Project 5 / Face Detection with a Sliding Window

For this project, we implemented a face detector. When it comes to training one, we have to consider the input we put in and how we classify it. The main parts to training the face detector are as follows

  1. Generating Positive/Negative Features
  2. Training Via the Features
  3. (Incomplete) Extra Credit: Running the detector on negative training images
  4. Running the detector (actually this time)

Generating Positive/Negative Features

For our face detector to work, it needs to be trained on data to help classify faces from non-faces. Our positive data was already small enough, but our negative data, not so much. The process for generating the features was nearly the same for each, use vl_hog to generate features to train on. But there one exception: for our negative features, we cropped random parts of non-face images to generate our random features. Since things were a bit more variable for negative features, we had a choice of the number of negative features we used. I chose to just use the default 10000 number of negative features because I did not see massive improvement with high numbers that justified the time it took (in fact, one time I even ran into an out of memory error). When we randomly cropped part of the non-face image, we had to make sure that they were standardized much like the original positive features, so the sections were cropped to be of a specified size determined by the feature_params argument. Also, unlike the positive images, the negative images were not necessarily grayscale. Thus, before we generate the features with vl_hog, we convert the images to greyscale. The default parameter for D was used as it seemed fairly reasonable.

Training Via the Features

Now that we have our features, we train the classifier via SVM. SVM was covered in the previous project, so I won't focus too much on that here. With that said, I will say I used the default lambda value of 0.0001 because I recalled it working nicely for me in general with the last project, so I had a good feeling about it this time (this would hold true even if the comment suggesting it was not included.) Below we can see the resulting HOG template for the face classifier, and we can tell it worked because it resembles a face :D It's a bit harder to see with the pixel size of 4, but the round resemblance is still there. If anything, perhaps it accounts for multiple configurations the face could be like (I swear the middle looks kinda like a nose).
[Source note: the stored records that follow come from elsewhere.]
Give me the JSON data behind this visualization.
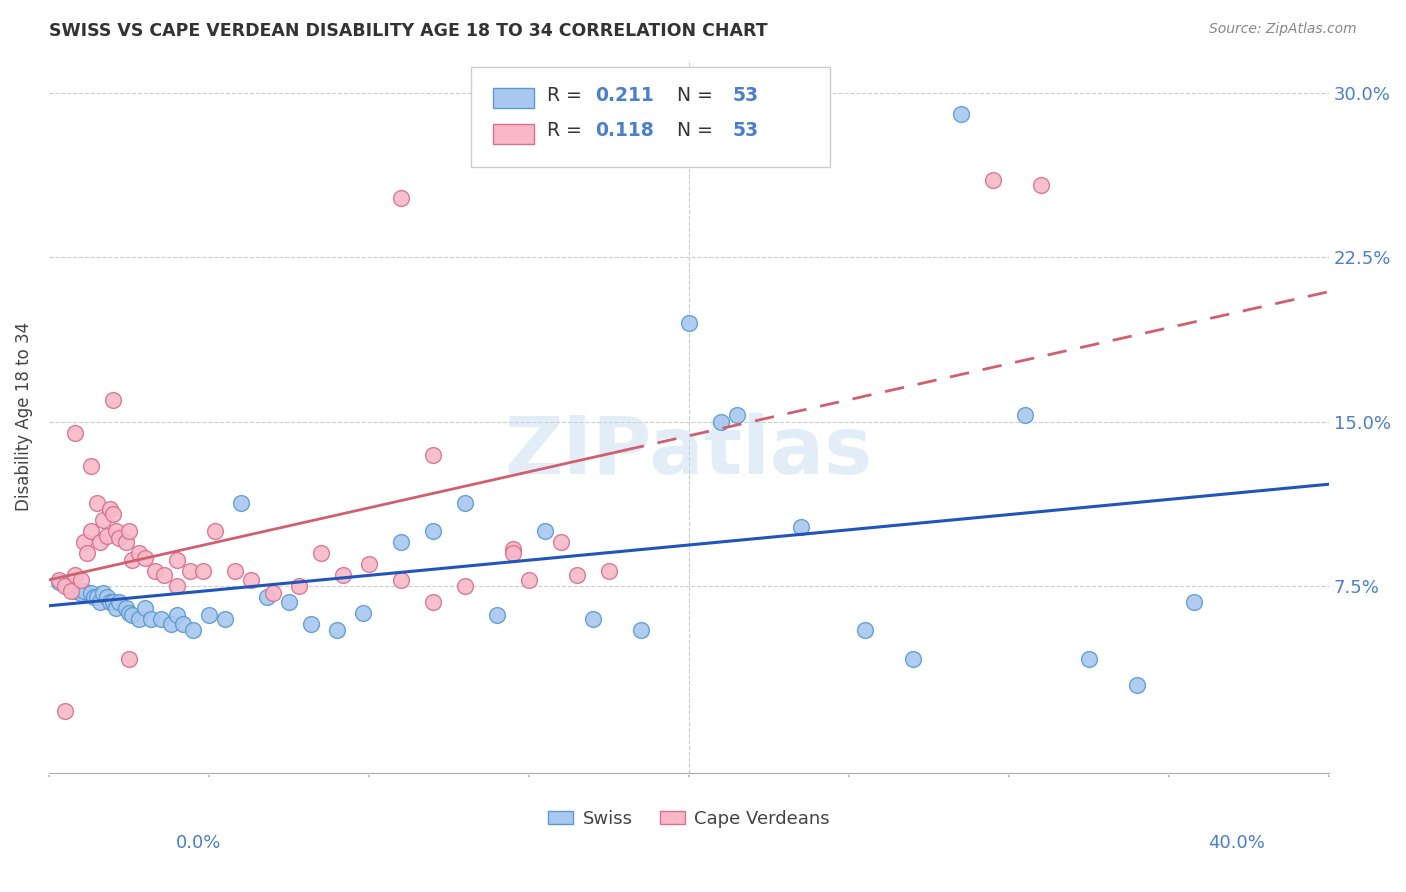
{
  "title": "SWISS VS CAPE VERDEAN DISABILITY AGE 18 TO 34 CORRELATION CHART",
  "source": "Source: ZipAtlas.com",
  "ylabel": "Disability Age 18 to 34",
  "xlim": [
    0.0,
    0.4
  ],
  "ylim": [
    -0.01,
    0.315
  ],
  "yticks": [
    0.075,
    0.15,
    0.225,
    0.3
  ],
  "ytick_labels": [
    "7.5%",
    "15.0%",
    "22.5%",
    "30.0%"
  ],
  "xtick_left_label": "0.0%",
  "xtick_right_label": "40.0%",
  "xtick_minor_positions": [
    0.05,
    0.1,
    0.15,
    0.2,
    0.25,
    0.3,
    0.35
  ],
  "legend_swiss_R": "0.211",
  "legend_swiss_N": "53",
  "legend_cv_R": "0.118",
  "legend_cv_N": "53",
  "swiss_fill_color": "#a8c8f0",
  "swiss_edge_color": "#5a9ad0",
  "cv_fill_color": "#f8b8c8",
  "cv_edge_color": "#d87090",
  "swiss_line_color": "#2255bb",
  "cv_line_color": "#d06070",
  "tick_color": "#4a7fcc",
  "watermark": "ZIPatlas",
  "swiss_x": [
    0.003,
    0.005,
    0.006,
    0.008,
    0.01,
    0.011,
    0.013,
    0.014,
    0.015,
    0.016,
    0.017,
    0.018,
    0.019,
    0.02,
    0.021,
    0.022,
    0.024,
    0.025,
    0.026,
    0.028,
    0.03,
    0.032,
    0.035,
    0.038,
    0.04,
    0.042,
    0.045,
    0.05,
    0.055,
    0.06,
    0.068,
    0.075,
    0.082,
    0.09,
    0.098,
    0.11,
    0.12,
    0.13,
    0.14,
    0.155,
    0.17,
    0.185,
    0.2,
    0.215,
    0.235,
    0.255,
    0.27,
    0.285,
    0.305,
    0.325,
    0.34,
    0.358,
    0.21
  ],
  "swiss_y": [
    0.077,
    0.076,
    0.075,
    0.073,
    0.072,
    0.073,
    0.072,
    0.07,
    0.07,
    0.068,
    0.072,
    0.07,
    0.068,
    0.068,
    0.065,
    0.068,
    0.065,
    0.063,
    0.062,
    0.06,
    0.065,
    0.06,
    0.06,
    0.058,
    0.062,
    0.058,
    0.055,
    0.062,
    0.06,
    0.113,
    0.07,
    0.068,
    0.058,
    0.055,
    0.063,
    0.095,
    0.1,
    0.113,
    0.062,
    0.1,
    0.06,
    0.055,
    0.195,
    0.153,
    0.102,
    0.055,
    0.042,
    0.29,
    0.153,
    0.042,
    0.03,
    0.068,
    0.15
  ],
  "cv_x": [
    0.003,
    0.005,
    0.007,
    0.008,
    0.01,
    0.011,
    0.012,
    0.013,
    0.015,
    0.016,
    0.017,
    0.018,
    0.019,
    0.02,
    0.021,
    0.022,
    0.024,
    0.025,
    0.026,
    0.028,
    0.03,
    0.033,
    0.036,
    0.04,
    0.044,
    0.048,
    0.052,
    0.058,
    0.063,
    0.07,
    0.078,
    0.085,
    0.092,
    0.1,
    0.11,
    0.12,
    0.13,
    0.145,
    0.16,
    0.175,
    0.02,
    0.12,
    0.145,
    0.165,
    0.295,
    0.31,
    0.005,
    0.008,
    0.013,
    0.15,
    0.11,
    0.025,
    0.04
  ],
  "cv_y": [
    0.078,
    0.075,
    0.073,
    0.08,
    0.078,
    0.095,
    0.09,
    0.1,
    0.113,
    0.095,
    0.105,
    0.098,
    0.11,
    0.108,
    0.1,
    0.097,
    0.095,
    0.1,
    0.087,
    0.09,
    0.088,
    0.082,
    0.08,
    0.087,
    0.082,
    0.082,
    0.1,
    0.082,
    0.078,
    0.072,
    0.075,
    0.09,
    0.08,
    0.085,
    0.078,
    0.068,
    0.075,
    0.092,
    0.095,
    0.082,
    0.16,
    0.135,
    0.09,
    0.08,
    0.26,
    0.258,
    0.018,
    0.145,
    0.13,
    0.078,
    0.252,
    0.042,
    0.075
  ]
}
Face template HoG visualization with pixel size of 6.

Face template HoG visualization with pixel size of 4.

(Incomplete) Extra Credit: Running the detector on negative training images

I attempted to do the hard negative mining extra credit, but ended up realizing at the last minute that I had the wrong idea entirely. I originally interpretted it to mean that if the original classifier ends up being wrong on some of the original negative features, then readd them again and generate a new classifier with the extras. It confused me because it sounded like that would just lead to overfitting to the training data, but I ended up going with it because maybe it allows it to be more sure on particularly hard non-face examples that were randomly selected. Implementation-wise, I modified run_detector.m to give back some more values, namely the x and y values directly for where the detected features were, and made a get_all_negative_features.m file that was like random negative features except it took all the x and y values returned from the modified run_detector and used them to generate the features rather than using the x and y values. However, there's a bug in the script, so this does not actually run properly. Ideally, it'd make sense that the average precision would go higher because it'd end up getting better at recognizing non-faces and thus there'd be a lot less false negative bounding boxes. Parameter-wise, I'd cut the number of negative training examples to 5000 to be able to test the difference between the two, but I couldn't get that far.

Running the detector (actually this time)
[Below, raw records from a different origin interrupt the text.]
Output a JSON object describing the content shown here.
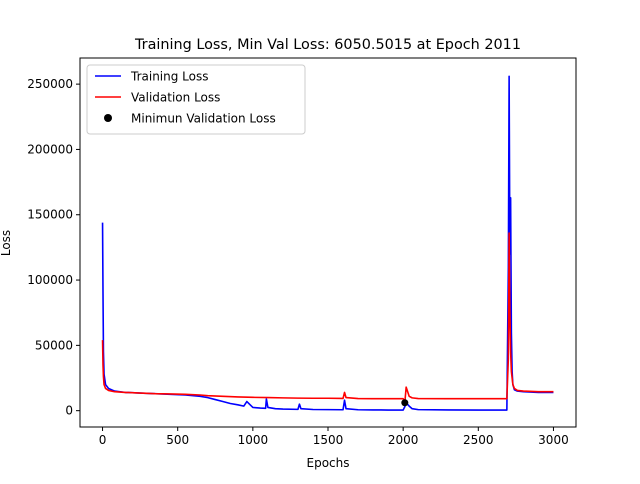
{
  "chart_data": {
    "type": "line",
    "title": "Training Loss, Min Val Loss: 6050.5015 at Epoch 2011",
    "xlabel": "Epochs",
    "ylabel": "Loss",
    "xlim": [
      -150,
      3150
    ],
    "ylim": [
      -12500,
      270000
    ],
    "xticks": [
      0,
      500,
      1000,
      1500,
      2000,
      2500,
      3000
    ],
    "yticks": [
      0,
      50000,
      100000,
      150000,
      200000,
      250000
    ],
    "grid": false,
    "legend_position": "top-left",
    "legend": [
      {
        "label": "Training Loss",
        "kind": "line",
        "color": "#0000ff"
      },
      {
        "label": "Validation Loss",
        "kind": "line",
        "color": "#ff0000"
      },
      {
        "label": "Minimun Validation Loss",
        "kind": "marker",
        "color": "#000000"
      }
    ],
    "series": [
      {
        "name": "Training Loss",
        "color": "#0000ff",
        "x": [
          0,
          3,
          6,
          10,
          20,
          40,
          80,
          150,
          250,
          350,
          450,
          550,
          650,
          700,
          750,
          800,
          850,
          900,
          940,
          960,
          1000,
          1050,
          1085,
          1090,
          1100,
          1150,
          1200,
          1300,
          1310,
          1320,
          1400,
          1500,
          1600,
          1610,
          1620,
          1700,
          1800,
          1900,
          2000,
          2011,
          2020,
          2040,
          2060,
          2100,
          2300,
          2500,
          2600,
          2690,
          2700,
          2705,
          2710,
          2715,
          2720,
          2725,
          2730,
          2740,
          2760,
          2800,
          2900,
          3000
        ],
        "y": [
          144000,
          90000,
          45000,
          28000,
          20000,
          17000,
          15000,
          14000,
          13500,
          13000,
          12500,
          12000,
          11000,
          10000,
          8500,
          7000,
          5500,
          4500,
          3500,
          7000,
          2500,
          2000,
          1800,
          9000,
          2500,
          1500,
          1200,
          1000,
          5000,
          1500,
          900,
          800,
          700,
          8000,
          1500,
          700,
          600,
          500,
          500,
          3000,
          6000,
          3500,
          1500,
          800,
          600,
          500,
          500,
          500,
          110000,
          256000,
          120000,
          163000,
          60000,
          30000,
          20000,
          16000,
          15000,
          14500,
          14000,
          14000
        ]
      },
      {
        "name": "Validation Loss",
        "color": "#ff0000",
        "x": [
          0,
          3,
          6,
          10,
          20,
          40,
          80,
          150,
          250,
          350,
          450,
          550,
          650,
          700,
          800,
          900,
          1000,
          1100,
          1200,
          1300,
          1400,
          1500,
          1600,
          1610,
          1620,
          1700,
          1800,
          1900,
          2000,
          2011,
          2020,
          2040,
          2060,
          2100,
          2300,
          2500,
          2600,
          2690,
          2700,
          2705,
          2710,
          2715,
          2720,
          2730,
          2740,
          2760,
          2800,
          2900,
          3000
        ],
        "y": [
          54000,
          35000,
          26000,
          20000,
          17000,
          15500,
          14500,
          14000,
          13500,
          13000,
          12800,
          12500,
          12000,
          11500,
          11000,
          10500,
          10200,
          10000,
          9800,
          9600,
          9500,
          9500,
          9400,
          14000,
          10000,
          9300,
          9200,
          9200,
          9200,
          6050.5015,
          18000,
          11000,
          9800,
          9300,
          9200,
          9200,
          9200,
          9200,
          40000,
          136000,
          76000,
          45000,
          30000,
          20000,
          17000,
          15500,
          15000,
          14500,
          14500
        ]
      }
    ],
    "min_point": {
      "x": 2011,
      "y": 6050.5015
    }
  }
}
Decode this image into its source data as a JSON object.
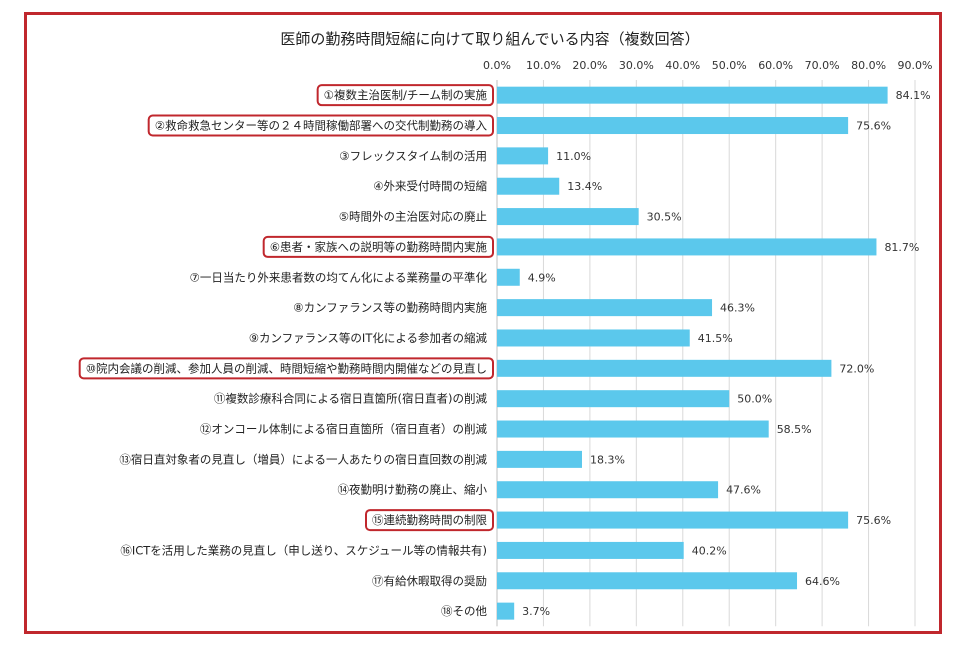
{
  "title": "医師の勤務時間短縮に向けて取り組んでいる内容（複数回答）",
  "colors": {
    "bar": "#5bc8ec",
    "highlight_border": "#c0272d",
    "frame": "#c0272d",
    "grid": "#d9d9d9"
  },
  "chart_data": {
    "type": "bar",
    "orientation": "horizontal",
    "title": "医師の勤務時間短縮に向けて取り組んでいる内容（複数回答）",
    "xlim": [
      0,
      90
    ],
    "x_ticks": [
      "0.0%",
      "10.0%",
      "20.0%",
      "30.0%",
      "40.0%",
      "50.0%",
      "60.0%",
      "70.0%",
      "80.0%",
      "90.0%"
    ],
    "x_tick_values": [
      0,
      10,
      20,
      30,
      40,
      50,
      60,
      70,
      80,
      90
    ],
    "axis_position": "top",
    "grid": true,
    "categories": [
      "①複数主治医制/チーム制の実施",
      "②救命救急センター等の２４時間稼働部署への交代制勤務の導入",
      "③フレックスタイム制の活用",
      "④外来受付時間の短縮",
      "⑤時間外の主治医対応の廃止",
      "⑥患者・家族への説明等の勤務時間内実施",
      "⑦一日当たり外来患者数の均てん化による業務量の平準化",
      "⑧カンファランス等の勤務時間内実施",
      "⑨カンファランス等のIT化による参加者の縮減",
      "⑩院内会議の削減、参加人員の削減、時間短縮や勤務時間内開催などの見直し",
      "⑪複数診療科合同による宿日直箇所(宿日直者)の削減",
      "⑫オンコール体制による宿日直箇所（宿日直者）の削減",
      "⑬宿日直対象者の見直し（増員）による一人あたりの宿日直回数の削減",
      "⑭夜勤明け勤務の廃止、縮小",
      "⑮連続勤務時間の制限",
      "⑯ICTを活用した業務の見直し（申し送り、スケジュール等の情報共有)",
      "⑰有給休暇取得の奨励",
      "⑱その他"
    ],
    "values": [
      84.1,
      75.6,
      11.0,
      13.4,
      30.5,
      81.7,
      4.9,
      46.3,
      41.5,
      72.0,
      50.0,
      58.5,
      18.3,
      47.6,
      75.6,
      40.2,
      64.6,
      3.7
    ],
    "data_labels": [
      "84.1%",
      "75.6%",
      "11.0%",
      "13.4%",
      "30.5%",
      "81.7%",
      "4.9%",
      "46.3%",
      "41.5%",
      "72.0%",
      "50.0%",
      "58.5%",
      "18.3%",
      "47.6%",
      "75.6%",
      "40.2%",
      "64.6%",
      "3.7%"
    ],
    "highlighted_categories": [
      0,
      1,
      5,
      9,
      14
    ]
  }
}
For running the actual detector, we're more or less taking a particular image at varying scales and looking at sections of the scaled versions of the image for features that our SVM classifier is confident to be faces. For the scaling, I chose to do scales ranging from 1 to 0.1 with increments of 0.5, so that I'd be pretty inclusive for a wide variety of different potential scales for the image, ranging from the original image itself to very small. Since the tested images are grayscale already, we don't need to convert them. At this point, we consider how well our face detector as a whole is doing, and we can see some example results below. As we can see, in general the detector is able to detect the faces, but could be tuned a bit better so that the bounding box fits a bit better. Also, it generates false negatives at times, but to it's to be expected because I chose to do a confidence threshold of 80% (didn't want to go for bare minimum with 70% but still wanted to have some leeway there). Also, interestingly enough, one of the false negatives generated actually arguably fit the face better than the true positive shown for the first image in the table. Either way, the detector's able to find the faces but definitely could use some tuning to make it greater.

Some example detections

Precision Recall curve with a cell size of 4 pixels and 10000 Examples.
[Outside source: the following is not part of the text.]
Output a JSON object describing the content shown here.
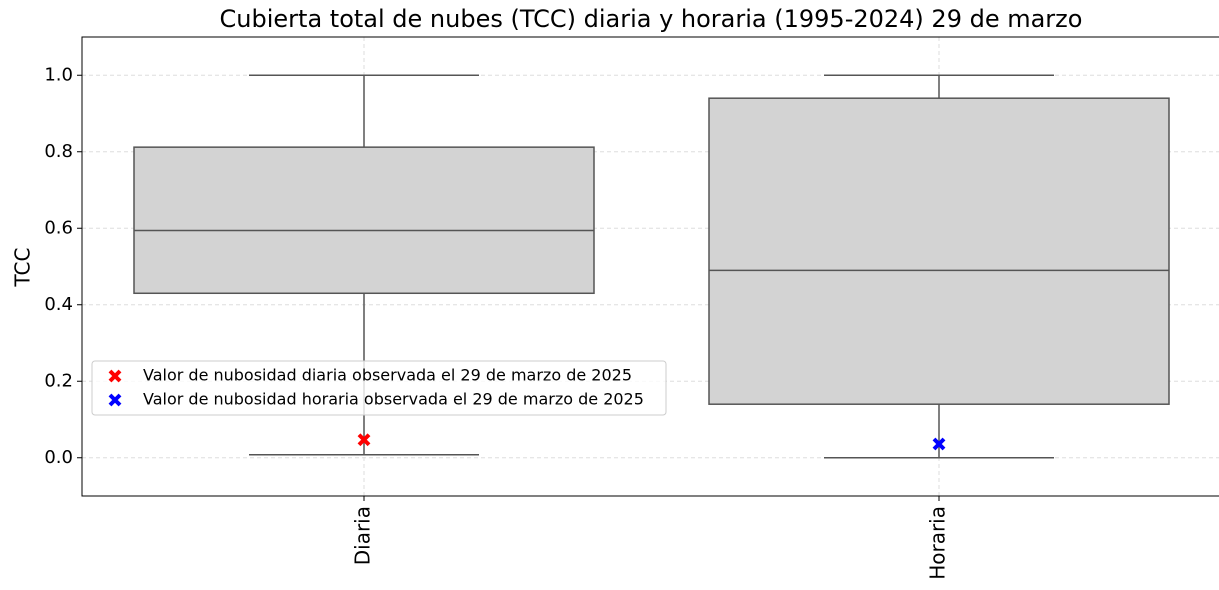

Long story short, we're detecting faces by training a linear classifier with positive and negative examples, with a lot more negative examples because there exist plenty more non-faces than actual faces, and with hard negative mining we can find even more good examples to provide to improve the classifier's overall accuracy in practice. Once we detect the faces, we look at the image from various perspectives to make the final call for what faces, if any, exist in the image. The face detector I implemented is able to achieve the intended results with a lot of the default values along with some decisions like having a good range of scales in the final detector.